The striking qualities of Mercer's liquid, full-bodied lyric soprano are on display starting with the first canzonetta 'O viva rosa'. The clear, resonant, yet intimate quality of the recording itself allows the listener to hear and enjoy every detail of Mercer's immaculate singing as well as the playing of the instrumentalists. Her light soprano has a glowing core to the sound in which we hear her emotional connection to the music as she sings. Her use of legato is flawless, and she offers the exceptional breath control demanded by Caccini's music. She also negotiates an incredible variety of ornaments – turns, shakes, trills, melismas – all with utter security and the insouciance that comes from having a rock-solid vocal technique. The album, taken as a whole, is a tour-de-force of virtuoso singing and playing. I couldn't imagine better quality performances from any of the participants.

It is difficult to pick individual pieces to laud above others, and the choices would obviously depend on the personal taste of the listener. For me, I appreciated Mercer's versatility in 'Rendi alle mie speranze il verde', in which she displays seemingly every possible type of ornament, from straight tone to shakes to repeated tones and melismas. But perhaps her most astounding singing comes with 'Lasciatemi' – listed in the booklet as an aria, but sounding very much like a long, spellbinding lament. It is a marvelous piece of singing from start to finish. The instrumental selections feature the three 'accompanying' musicians and are every bit as gorgeous as the vocal tracks. 'Io veggio I campi verdeggiar fecondi' features Keesmaat on cello and Bergeron on theorbo – showing off both artists to perfection. Equally wonderful are 'Te lucis ante terminum' for Beauséjour on solo organ and 'Quattro Canzoni di mio padre' for Bergeron on solo guitar. These instrumental tracks serve to showcase the virtuosity of the accompanying musicians, of course, but also add variety to an already rich program.

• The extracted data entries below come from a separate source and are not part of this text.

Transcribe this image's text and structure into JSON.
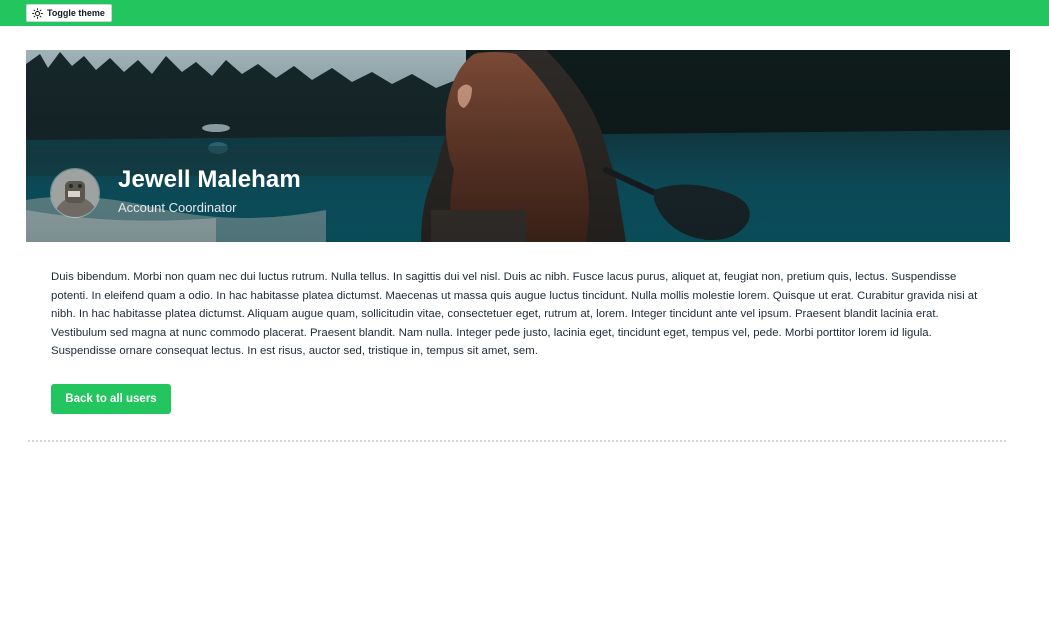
{
  "topbar": {
    "toggle_label": "Toggle theme",
    "toggle_icon": "sun-icon",
    "bg_color": "#22c55e"
  },
  "profile": {
    "name": "Jewell Maleham",
    "role": "Account Coordinator",
    "bio": "Duis bibendum. Morbi non quam nec dui luctus rutrum. Nulla tellus. In sagittis dui vel nisl. Duis ac nibh. Fusce lacus purus, aliquet at, feugiat non, pretium quis, lectus. Suspendisse potenti. In eleifend quam a odio. In hac habitasse platea dictumst. Maecenas ut massa quis augue luctus tincidunt. Nulla mollis molestie lorem. Quisque ut erat. Curabitur gravida nisi at nibh. In hac habitasse platea dictumst. Aliquam augue quam, sollicitudin vitae, consectetuer eget, rutrum at, lorem. Integer tincidunt ante vel ipsum. Praesent blandit lacinia erat. Vestibulum sed magna at nunc commodo placerat. Praesent blandit. Nam nulla. Integer pede justo, lacinia eget, tincidunt eget, tempus vel, pede. Morbi porttitor lorem id ligula. Suspendisse ornare consequat lectus. In est risus, auctor sed, tristique in, tempus sit amet, sem.",
    "back_label": "Back to all users"
  },
  "colors": {
    "accent": "#22c55e",
    "banner_water": "#0e5e6f",
    "banner_dark": "#101d1c"
  }
}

I urge anyone interested in Early Music to give this disc a try. As a composer, Francesca Caccini should be heard much more often, and will surely make a strong impression. In addition, it is a rare occurrence that four musicians of superlative quality shine equally brightly in such a well-planned and satisfying program. As mentioned at the outset of this review, this disc is one of the finest I have encountered for a long while, and will provide many hours of pleasure and repeated listening.